Mili: apprendre les langues et le calcul par le jeu

Avec le soutien de
Hajra Maleck, géographe et conceptrice de «Mili».

Hajra Maleck, géographe et conceptrice de «Mili».

Les gens que l’on croise laissent indéniablement une empreinte sur nous. Dans le cas de Hajra Maleck, géographe aujourd’hui à la retraite, c’est George Limfat qui a eu cet effet sur elle, lui mettant la puce à l’oreille quant à la conception d’un jeu.

«C’était dans les années 80. Georges Limfat, connu comme Ah Thai, me disait que je devais faire quelque chose pour que les enfants mauriciens puissent avoir un jeu sur Maurice. Sans le savoir, il avait semé la petite graine dans ma tête», écrit-elle par mèl de La Réunion, où elle vit depuis son mariage.

Hajra Maleck est originaire de la rue de l’Église, à Port-Louis. Lorsque la grande maison familiale où vivent ses parents et sa famille élargie est détruite par le cyclone Carol, les Maleck vont s’installer à la rue Enniskillen. Bien qu’étant fort occupé, le père de cette aînée de la famille, commerçant à la rue La Corderie, fait répéter à ses quatre enfants leurs leçons.

«Le jeu aiderait l’enfant à acquérir les bases de la lecture de carte, du calcul, des langues, tout en découvrant le pays de manière ludique.»

Depuis qu’elle est petite, Hajra Maleck ressent le besoin d’expliquer, de transmettre aux autres ce qu’elle sait. Après une scolarité primaire à l’école de Taherbagh, c’est au Queen Elizabeth College qu’elle poursuit ses études secondaires.

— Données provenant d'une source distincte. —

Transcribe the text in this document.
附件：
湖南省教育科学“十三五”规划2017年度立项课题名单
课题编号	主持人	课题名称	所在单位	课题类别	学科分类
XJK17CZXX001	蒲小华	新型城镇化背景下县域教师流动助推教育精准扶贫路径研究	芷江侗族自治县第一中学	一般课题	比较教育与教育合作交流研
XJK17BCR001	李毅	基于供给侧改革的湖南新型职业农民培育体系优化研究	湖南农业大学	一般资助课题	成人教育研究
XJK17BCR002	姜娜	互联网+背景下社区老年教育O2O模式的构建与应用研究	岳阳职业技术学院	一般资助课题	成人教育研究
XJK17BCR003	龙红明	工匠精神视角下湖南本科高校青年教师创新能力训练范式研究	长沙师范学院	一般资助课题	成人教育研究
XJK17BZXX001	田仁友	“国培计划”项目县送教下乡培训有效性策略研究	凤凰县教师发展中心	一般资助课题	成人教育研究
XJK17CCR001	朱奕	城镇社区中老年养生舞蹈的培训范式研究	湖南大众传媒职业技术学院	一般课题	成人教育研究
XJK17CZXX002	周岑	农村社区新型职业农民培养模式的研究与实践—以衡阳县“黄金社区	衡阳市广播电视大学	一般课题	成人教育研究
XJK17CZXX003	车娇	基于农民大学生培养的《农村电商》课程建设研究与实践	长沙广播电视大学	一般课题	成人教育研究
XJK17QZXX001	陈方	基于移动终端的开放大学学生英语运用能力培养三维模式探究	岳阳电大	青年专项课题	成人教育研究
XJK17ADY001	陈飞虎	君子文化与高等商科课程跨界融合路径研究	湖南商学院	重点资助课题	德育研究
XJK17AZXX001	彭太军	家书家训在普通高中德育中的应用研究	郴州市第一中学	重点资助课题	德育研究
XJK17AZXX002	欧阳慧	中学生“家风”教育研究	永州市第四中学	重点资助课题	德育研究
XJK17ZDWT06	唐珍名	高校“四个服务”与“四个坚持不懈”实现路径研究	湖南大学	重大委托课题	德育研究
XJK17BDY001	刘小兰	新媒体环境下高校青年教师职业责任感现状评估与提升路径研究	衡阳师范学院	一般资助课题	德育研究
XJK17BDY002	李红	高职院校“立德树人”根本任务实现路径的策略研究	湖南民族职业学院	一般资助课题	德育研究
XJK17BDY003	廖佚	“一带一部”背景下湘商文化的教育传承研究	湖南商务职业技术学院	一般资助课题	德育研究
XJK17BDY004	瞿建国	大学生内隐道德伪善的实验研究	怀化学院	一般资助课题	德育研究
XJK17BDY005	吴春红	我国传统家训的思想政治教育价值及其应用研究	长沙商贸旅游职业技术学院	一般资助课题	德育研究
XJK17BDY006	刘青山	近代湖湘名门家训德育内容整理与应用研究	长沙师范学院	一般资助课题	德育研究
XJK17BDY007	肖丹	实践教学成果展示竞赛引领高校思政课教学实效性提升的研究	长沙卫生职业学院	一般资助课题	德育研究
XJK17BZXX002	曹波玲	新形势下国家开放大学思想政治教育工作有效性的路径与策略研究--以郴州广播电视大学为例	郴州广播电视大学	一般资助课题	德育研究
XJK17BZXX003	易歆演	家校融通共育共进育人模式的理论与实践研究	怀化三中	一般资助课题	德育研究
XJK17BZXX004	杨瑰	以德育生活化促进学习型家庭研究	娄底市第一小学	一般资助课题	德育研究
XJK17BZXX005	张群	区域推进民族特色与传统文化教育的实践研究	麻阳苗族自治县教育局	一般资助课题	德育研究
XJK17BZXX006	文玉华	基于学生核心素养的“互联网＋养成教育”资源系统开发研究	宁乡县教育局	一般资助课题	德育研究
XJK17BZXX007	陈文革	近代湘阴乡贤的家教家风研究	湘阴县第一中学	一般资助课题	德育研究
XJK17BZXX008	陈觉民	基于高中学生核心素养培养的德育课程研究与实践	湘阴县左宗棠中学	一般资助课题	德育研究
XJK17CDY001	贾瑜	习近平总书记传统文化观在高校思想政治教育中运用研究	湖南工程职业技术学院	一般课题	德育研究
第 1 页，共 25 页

Elle apprécie les mathématiques, certes, mais voue une passion à la géographie qui «me faisait découvrir le pays, le monde et me faisait comprendre les phénomènes naturels, géomorphologiques et météorologiques. Je me voyais bien enseignante de mathématiques et surtout de géographie».

Lorsqu’elle réussit son Higher School Certificate, elle obtient un emploi comme enseignante de géographie au collège Lorette de Rose-Hill (LCRH). Ses élèves sont en Form V. Elle insiste pour enseigner également les mathématiques jusqu’en Form V. Dans le but de se perfectionner davantage en géographie, elle étudie en vue d’obtenir le London External Degree en la matière. Et, pour sa dernière année d’études, elle part pour l’Angleterre et réussit l’examen final.

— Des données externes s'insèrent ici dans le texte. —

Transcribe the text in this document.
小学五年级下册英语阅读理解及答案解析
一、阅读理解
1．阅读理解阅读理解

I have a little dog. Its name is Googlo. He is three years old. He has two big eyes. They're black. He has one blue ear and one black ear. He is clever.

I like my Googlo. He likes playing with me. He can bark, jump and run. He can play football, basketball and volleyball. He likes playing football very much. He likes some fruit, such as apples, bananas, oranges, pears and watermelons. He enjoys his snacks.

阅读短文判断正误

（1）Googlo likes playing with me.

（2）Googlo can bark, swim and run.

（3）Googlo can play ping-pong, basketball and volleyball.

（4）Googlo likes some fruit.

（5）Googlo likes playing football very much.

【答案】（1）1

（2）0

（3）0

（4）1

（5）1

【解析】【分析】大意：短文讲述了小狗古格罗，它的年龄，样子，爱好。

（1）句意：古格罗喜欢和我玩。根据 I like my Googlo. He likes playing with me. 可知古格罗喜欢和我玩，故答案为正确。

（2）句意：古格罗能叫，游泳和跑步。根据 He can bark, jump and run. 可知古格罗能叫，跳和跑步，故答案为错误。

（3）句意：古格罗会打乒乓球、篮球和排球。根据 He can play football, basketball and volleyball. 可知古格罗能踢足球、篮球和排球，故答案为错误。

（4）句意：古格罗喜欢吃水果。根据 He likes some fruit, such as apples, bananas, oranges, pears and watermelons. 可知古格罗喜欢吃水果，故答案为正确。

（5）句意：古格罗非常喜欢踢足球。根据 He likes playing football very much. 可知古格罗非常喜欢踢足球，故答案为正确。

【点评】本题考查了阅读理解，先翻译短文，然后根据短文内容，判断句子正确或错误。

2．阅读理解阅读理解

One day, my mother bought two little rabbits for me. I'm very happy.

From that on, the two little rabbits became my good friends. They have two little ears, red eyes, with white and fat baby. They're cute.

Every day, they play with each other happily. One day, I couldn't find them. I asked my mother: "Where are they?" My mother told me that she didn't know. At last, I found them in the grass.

«J’aurais aimé que le jeu soit pris comme un outil pédagogique dans chaque école et que les enseignants mauriciens comme réunionnais l’utilisent en classe. Comme c’est un jeu convivial, il peut être joué par parents et enfants.»

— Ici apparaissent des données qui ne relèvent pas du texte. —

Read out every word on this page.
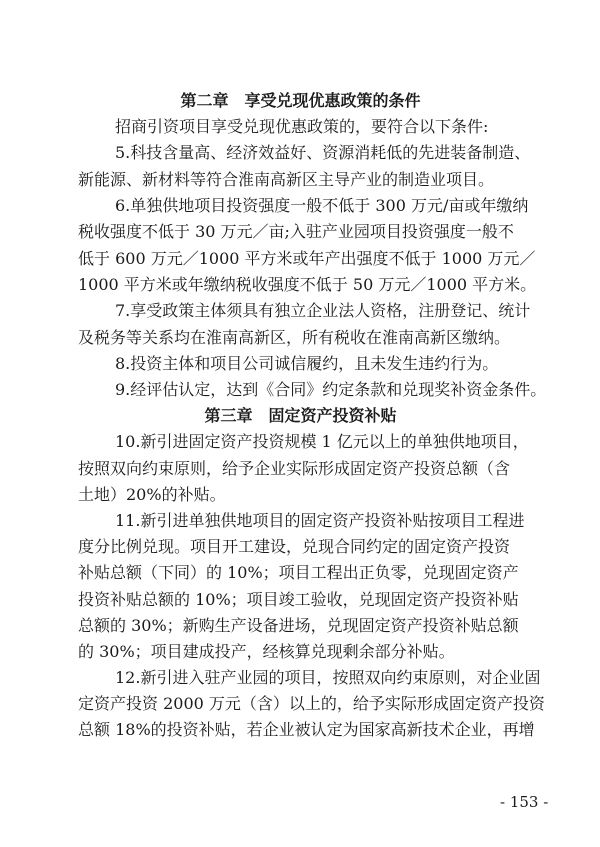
第二章　享受兑现优惠政策的条件
招商引资项目享受兑现优惠政策的，要符合以下条件:
5.科技含量高、经济效益好、资源消耗低的先进装备制造、
新能源、新材料等符合淮南高新区主导产业的制造业项目。
6.单独供地项目投资强度一般不低于 300 万元/亩或年缴纳
税收强度不低于 30 万元／亩;入驻产业园项目投资强度一般不
低于 600 万元／1000 平方米或年产出强度不低于 1000 万元／
1000 平方米或年缴纳税收强度不低于 50 万元／1000 平方米。
7.享受政策主体须具有独立企业法人资格，注册登记、统计
及税务等关系均在淮南高新区，所有税收在淮南高新区缴纳。
8.投资主体和项目公司诚信履约，且未发生违约行为。
9.经评估认定，达到《合同》约定条款和兑现奖补资金条件。
第三章　固定资产投资补贴
10.新引进固定资产投资规模 1 亿元以上的单独供地项目，
按照双向约束原则，给予企业实际形成固定资产投资总额（含
土地）20%的补贴。
11.新引进单独供地项目的固定资产投资补贴按项目工程进
度分比例兑现。项目开工建设，兑现合同约定的固定资产投资
补贴总额（下同）的 10%；项目工程出正负零，兑现固定资产
投资补贴总额的 10%；项目竣工验收，兑现固定资产投资补贴
总额的 30%；新购生产设备进场，兑现固定资产投资补贴总额
的 30%；项目建成投产，经核算兑现剩余部分补贴。
12.新引进入驻产业园的项目，按照双向约束原则，对企业固
定资产投资 2000 万元（含）以上的，给予实际形成固定资产投资
总额 18%的投资补贴，若企业被认定为国家高新技术企业，再增
- 153 -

À son retour, elle choisit de rester au LCRH, car elle sent que l’établissement est au service des élèves les moins favorisées. Elle entraîne chaque année ses élèves à Albion ou à Pointe-aux-Caves pour étudier le phénomène de l’érosion. Les élèves qui suivent ses classes de mathématiques obtiennent des 1 et des 2 en la matière à l’examen de Cambridge. Dans son désir d’actualiser ses connaissances, elle postule pour une bourse du Commonwealth et l’obtient en Inde auprès de l’université de Delhi, où elle étudie et décroche son M.Phil en sciences de l’éducation.

De retour au pays en 1980, elle caresse le rêve de travailler sur une politique de langues dans les écoles de Maurice. Mais c’est sans compter l’amour qui est venu frapper à sa porte. «Je n’avais aucune intention de quitter Maurice, mais je me suis mariée en 1984 et je me suis retrouvée à La Réunion.»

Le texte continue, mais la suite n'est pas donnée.